Strengste Hygienevorkehrungen sind möglich: (v.l.) Christina Immick, Stephanie Tandien, Hedwig und Heiko Bender.

Rhein-Berg – Die Krankenhäuser sehen sich gerüstet für die Anforderungen, die in Zusammenhang mit der Corona-Epidemie von vielen noch erwartet werden. Die Stationen sind halb leergeräumt, das Pflegepersonal kann Überstunden abbauen. Dies alles ist möglich vor dem Hintergrund der Ausgleichszahlungen, die die Regierung für jeden entgangenen Patienten zahlt. Zwar kritisieren die Träger, der Betrag von 560 Euro pro Tag und Patient sei zu wenig, aber immerhin.

Auch Physiotherapeuten, Ergotherapeuten, Logopäden oder Podologen gehören laut Lesart des Bundes zum systemrelevanten Kern der Gesundheitsversorgung. Doch die sogenannten Heilmittelerbringer bekommen nur eine minimale oder gar keine Entschädigung. „Wir dürfen ja arbeiten, wir sollen sogar, denn die Behandlungen sind wichtig. Aber immer mehr Patienten sagen Termine ab“, klagt Heiko Bender, der mit Ehefrau Hedwig eine physiotherapeutische Praxis in Bergisch Gladbach betreibt und für die Kollegen an die Öffentlichkeit geht. „Uns selbst betrifft das glücklicherweise im Moment nicht, aber in vielen Praxen ist der Umsatz um bis zu 80 Prozent eingebrochen. “

Nullsummenspiel

Grund dafür sei zum einen, dass viele Patienten zur Risikogruppe gehörten und schlicht Angst hätten, zu kommen. Zum anderen glaubten viele, die Praxen seien geschlossen. Dieser Eindruck sei durch schlechte Kommunikation der Entscheidungsträger entstanden. Bender: „Das ist aber nicht korrekt.“ Der Verband fordert finanzielle Soforthilfen von der gesetzlichen Krankenversicherung.

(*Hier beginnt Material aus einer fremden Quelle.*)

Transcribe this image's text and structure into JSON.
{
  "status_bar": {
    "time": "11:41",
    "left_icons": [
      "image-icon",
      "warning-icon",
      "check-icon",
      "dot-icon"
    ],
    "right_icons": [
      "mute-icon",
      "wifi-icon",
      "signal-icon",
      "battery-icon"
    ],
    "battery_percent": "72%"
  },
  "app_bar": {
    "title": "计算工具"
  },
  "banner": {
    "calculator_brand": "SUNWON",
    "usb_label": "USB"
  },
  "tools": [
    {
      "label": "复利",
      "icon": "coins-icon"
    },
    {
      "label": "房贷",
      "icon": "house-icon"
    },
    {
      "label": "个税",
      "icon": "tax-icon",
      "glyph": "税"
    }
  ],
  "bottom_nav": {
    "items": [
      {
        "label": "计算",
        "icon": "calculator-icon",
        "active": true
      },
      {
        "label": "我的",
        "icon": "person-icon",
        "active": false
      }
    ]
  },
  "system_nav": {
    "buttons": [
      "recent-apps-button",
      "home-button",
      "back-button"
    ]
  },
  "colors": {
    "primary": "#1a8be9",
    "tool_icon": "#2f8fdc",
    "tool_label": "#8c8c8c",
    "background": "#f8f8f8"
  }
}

Für diese sei das „ein Nullsummenspiel“. Denn: Das Geld für die Behandlungen sei einkalkuliert, werde aber nicht abgerufen. „Es kann aber die Existenz der betroffenen Praxen retten.“

Die Absage von Terminen ist auch für andere medizinische Dienstleister ein Thema, etwa im Bereich der Strahlentherapie, Nuklearmedizin oder Orthopädie. „Wir sehen uns täglich vor neue Herausforderungen gestellt“, sagt Dr. Winfried Leßmann, Geschäftsführer des Unternehmens Med 360˚, das neben ambulanten Praxen auch die radiologische Versorgung von ambulanten Patienten an 16 Krankenhäusern in NRW sicherstellt – darunter am Vinzenz-Pallotti-Hospital (VPH) in Bensberg und am Evangelischen Krankenhaus in Bergisch Gladbach. Leßmann weiter: „Das gilt für Kontaktsperren und Versammlungsverbote, für die Umsetzung von Verordnungen des Landes oder auch mit Blick auf das Epidemie-Gesetz.“ Man nehme den Versorgungsauftrag sehr ernst, „auch und gerade unter erschwerten Bedingungen“. Es sei immens wichtig, dass Behandlungen etwa von Krebspatienten nicht abgesagt oder unterbrochen werden. Auch die Diagnostik laufe weiter. Allerdings mit angezogener Handbremse. So machte jüngst der Vorwurf die Runde, in einer Praxis würden Patienten genötigt, Termine vorzuziehen, um Verdienstlücken zu schließen. „Da wir in Deutschland, wie allgemein bekannt ist, schon seit langem leider bei MRT-Untersuchungen Wartezeiten für Patienten hatten und diese oft länger auf einen Untersuchungstermin warten mussten als wünschenswert gewesen wäre, kommt es derzeit als Nebeneffekt der Corona-Krise dazu, dass sich die Dringlichkeit von Untersuchungen relativiert“, erklärt Leßmann dazu.

Stadt wurde eingeschaltet

„Daher bieten wir teilweise auch Patienten mit längeren Wartezeiten nun an, diese verkürzen zu können, wenn Termine plötzlich abgesagt werden.“ Der Geschäftsführer legt jedoch Wert auf die Feststellung, „dass wir grundsätzlich nur Untersuchungen und Behandlungen durchführen, die medizinisch indiziert sind, und dass wir jederzeit genügend freie Kapazitäten vorhalten, um alle Notfälle, also auch alle Corona-Notfallpatienten, zeitnah untersuchen zu können“.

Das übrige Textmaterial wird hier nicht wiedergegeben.